[D] The engineering overhead of Verifiable ML: Why GKR + Hyrax for on-device ZK-ML?
A new open-source ZK-ML prover tackles the challenge of verifying AI model outputs without revealing user data.
The engineering challenge of verifiable machine learning (ZK-ML) moves beyond simple local inference to proving a model's output was generated correctly without revealing the input data. Tools for Humanity, the team behind Worldcoin, has open-sourced its 'Remainder' prover system, which tackles this by employing a GKR (Goldwasser-Kalai-Rothblum) + Hyrax-based proof system. This choice represents a critical engineering trade-off, prioritizing prover time efficiency to work within mobile hardware constraints, a significant hurdle for decentralized applications like 'Proof of Personhood' that require client-side verification.
Most ZK-ML implementations using frameworks like Plonky2 or Halo2 struggle with the immense circuit depth of neural networks. While GKR is theoretically 'doubly-efficient,' its practical implementation on consumer mobile GPUs is notoriously difficult. The Remainder prover shifts the paradigm: instead of relying on trusted hardware (like Worldcoin's Orb sensors), trust is placed in the mathematical integrity of the zero-knowledge proof generated on the device.
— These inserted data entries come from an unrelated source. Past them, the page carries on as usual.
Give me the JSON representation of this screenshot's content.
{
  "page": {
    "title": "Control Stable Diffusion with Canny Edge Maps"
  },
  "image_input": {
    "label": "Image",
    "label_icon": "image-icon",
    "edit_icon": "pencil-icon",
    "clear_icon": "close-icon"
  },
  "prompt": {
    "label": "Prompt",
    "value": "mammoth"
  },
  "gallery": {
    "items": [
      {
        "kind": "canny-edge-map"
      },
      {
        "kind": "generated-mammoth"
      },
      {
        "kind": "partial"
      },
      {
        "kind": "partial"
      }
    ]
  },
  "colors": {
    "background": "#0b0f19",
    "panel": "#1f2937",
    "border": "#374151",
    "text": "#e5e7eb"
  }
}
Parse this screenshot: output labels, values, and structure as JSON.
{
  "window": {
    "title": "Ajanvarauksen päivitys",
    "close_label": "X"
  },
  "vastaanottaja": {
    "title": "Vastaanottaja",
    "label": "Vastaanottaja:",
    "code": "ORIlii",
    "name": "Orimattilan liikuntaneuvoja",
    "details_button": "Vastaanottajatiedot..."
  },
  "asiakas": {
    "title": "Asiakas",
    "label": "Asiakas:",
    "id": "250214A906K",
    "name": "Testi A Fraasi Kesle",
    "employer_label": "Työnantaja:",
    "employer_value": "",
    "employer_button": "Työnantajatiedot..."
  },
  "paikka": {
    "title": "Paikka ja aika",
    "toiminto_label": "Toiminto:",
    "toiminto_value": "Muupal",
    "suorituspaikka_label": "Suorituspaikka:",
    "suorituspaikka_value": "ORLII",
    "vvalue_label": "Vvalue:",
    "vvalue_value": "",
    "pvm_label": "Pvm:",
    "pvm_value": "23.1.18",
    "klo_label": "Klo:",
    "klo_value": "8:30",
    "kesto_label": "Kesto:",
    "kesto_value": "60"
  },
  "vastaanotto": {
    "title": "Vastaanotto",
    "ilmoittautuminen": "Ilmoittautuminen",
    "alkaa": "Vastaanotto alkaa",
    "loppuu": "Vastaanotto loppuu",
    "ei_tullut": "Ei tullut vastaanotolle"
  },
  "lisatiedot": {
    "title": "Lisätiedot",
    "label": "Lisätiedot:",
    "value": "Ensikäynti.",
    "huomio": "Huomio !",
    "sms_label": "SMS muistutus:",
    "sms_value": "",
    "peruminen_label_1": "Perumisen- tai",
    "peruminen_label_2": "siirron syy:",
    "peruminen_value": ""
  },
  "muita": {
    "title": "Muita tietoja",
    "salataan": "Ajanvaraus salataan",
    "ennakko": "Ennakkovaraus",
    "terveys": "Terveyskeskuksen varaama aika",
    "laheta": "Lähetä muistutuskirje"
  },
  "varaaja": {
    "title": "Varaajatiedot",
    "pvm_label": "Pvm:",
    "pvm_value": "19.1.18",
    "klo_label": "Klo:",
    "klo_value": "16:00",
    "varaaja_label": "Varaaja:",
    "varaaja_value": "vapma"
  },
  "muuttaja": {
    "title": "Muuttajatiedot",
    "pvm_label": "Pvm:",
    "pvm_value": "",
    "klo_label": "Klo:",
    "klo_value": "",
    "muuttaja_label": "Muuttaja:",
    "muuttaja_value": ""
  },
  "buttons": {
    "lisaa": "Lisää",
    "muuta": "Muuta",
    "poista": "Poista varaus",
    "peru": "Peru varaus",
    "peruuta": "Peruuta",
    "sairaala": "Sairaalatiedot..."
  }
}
This production-ready system handling ML layers locally sets a new benchmark, but questions remain about whether prover overhead is low enough for real-time apps or if we're still pushing the limits of mobile GPU capabilities for ZK-proof generation.
- Tools for Humanity open-sourced its 'Remainder' ZK-ML prover, using a GKR+Hyrax proof system for on-device verification.
- The system aims to prove an AI model's output is correct without revealing input data, crucial for decentralized 'Proof of Personhood'.
- It shifts trust from physical hardware security to mathematical proof, but faces major challenges with mobile GPU performance and battery life.
Why It Matters
Enables a new class of privacy-preserving, decentralized applications by making AI model outputs mathematically verifiable on consumer devices.